Иной раз Тамара Ивановна и Ирина Петровна возвращались вместе, чтобы припугнуть дерзкую сожительницу, пригрозить, образумить по возможности. В другой раз, когда понимали, что ни угрозы, ни добрая беседа не помогают, надумывали звонить в район, чтобы искать управу на проклятую дебоширку у властей. В районе разводили руками, мол, нет состава преступления.
Когда же испуганная Петровна в очередной раз влетела в дом Тамары Ивановны и подняла шум: газ! «Сука проклятая, – грозила в сторону своего двора Петровна, – зачем, спрашиваю, ты включила газ! Удушить меня хочет!», все растерялись окончательно. Бежали к соседке, открывали окна и проветривали помещения. Возвращались запыхавшимися, с ещё не осевшим чувством минувшей катастрофы: газовые конфорки были открыты давно, – смрад чувствовался далеко на подходе к несчастному дому.
А так, если не считать этих эпизодов, всё шло своим чередом – не лучше и не хуже, чем в любой другой год: починялся старый штакетник, менялись прогнившие полы в прихожей, воспитывались внуки и внучки, проводившие лето в гостях у бабушки, прокашивалась трава, выкладывались дорожки, собиралась ягода в полях, грибы в лесу, просушивались в тени навеса листья Иван-чая, мяты и горлицы, плодилась домашняя тварь, пропалывалась и окучивалась картошка, взрастали помидоры и наливались соком огурцы.
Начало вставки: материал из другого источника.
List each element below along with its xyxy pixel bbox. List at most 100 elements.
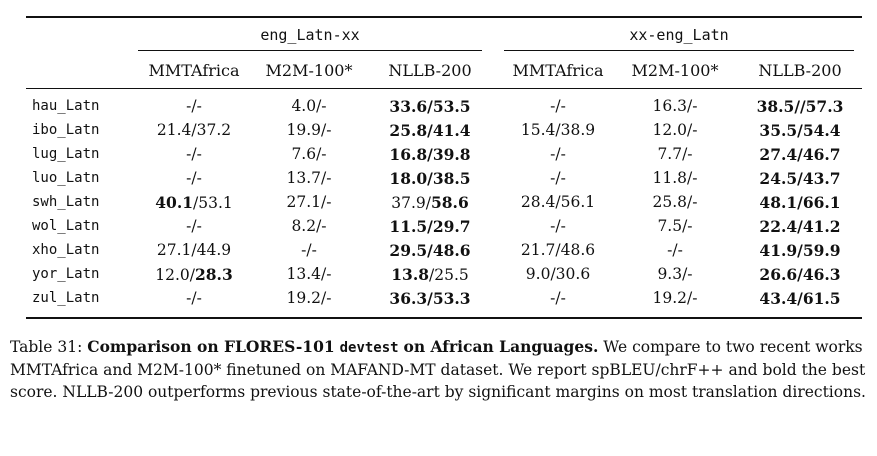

Всему нужно было уделить внимание, время и заботу; всё радовало своей необходимостью, и только отвратительная личность, проживающая у Петровны, нарушала размеренное спокойствие сельчан.
По вечерам Тамара Ивановна на правах вдовы Александра Викторовича, – того самого Коня, гордости и головной боли посёлка, – собирала на передах односельчан: соседи и соседки, соседские дети и внуки, приезжие их родственники и гости роем ютились в тесном дворе хозяйки, рассказывая наперебой, слушая жадно, советуясь и делясь откровенно. Точнее, Тамара Ивановна и не собирала никого в прямом смысле этого слова: как-то так получалось, что люди сами шли к ней. Шли туда, где уютнее, гостеприимнее, веселее. Получалось, что – к Тамаре Ивановне.
И засиживались до глубокой ночи.
Ирина же (не знаю, как по отчеству), – та, что никак не могла ужиться Петровной, никогда не приходила. Да никто её и не звал. И по имени-отчеству к ней тоже никто не обращался: для всех она была Иркой-паскудой. Зато приходила Ирина Петровна и, не стесняясь в выражениях, возмущалась, ища помощи и поддержки. «В конец обнаглела, проклятая: мужика в дом привела! – рассказывает, – захожу, а он – голый!». И эта новость вызывает недоверие в среде баб. «Ты кто!? спрашиваю, убирайся к чёрту! Я здесь живу!». И мы удивляемся в голос разнузданности её сожительницы. Иные соседки, – те, кто позлее, – откровенно смеются такому случаю: «Гляди, Петровна: авось, забыла, как там всё устроено! Так одним глазком подсмотреть – и то приятно».
Сам я, будучи женатым на младшей дочери Лаврухина ст., о котором в начале, много раз слышал о буйном нраве тестя. Иной раз, признаюсь, говорю себе: «И хорошо, что не застал. И хорошо. И – слава Богу», а в другой раз сожалею: «Эх, не дожил батюшка! Ах, сейчас бы… кутнули, Люб! А? За первые два зуба внучки кутнули бы…». «Кутнули бы…» – мрачно кривит рот улыбкой жена, и оба мы понимаем: кутнули бы. Уж он, верно, нашёл бы управу на блатарку.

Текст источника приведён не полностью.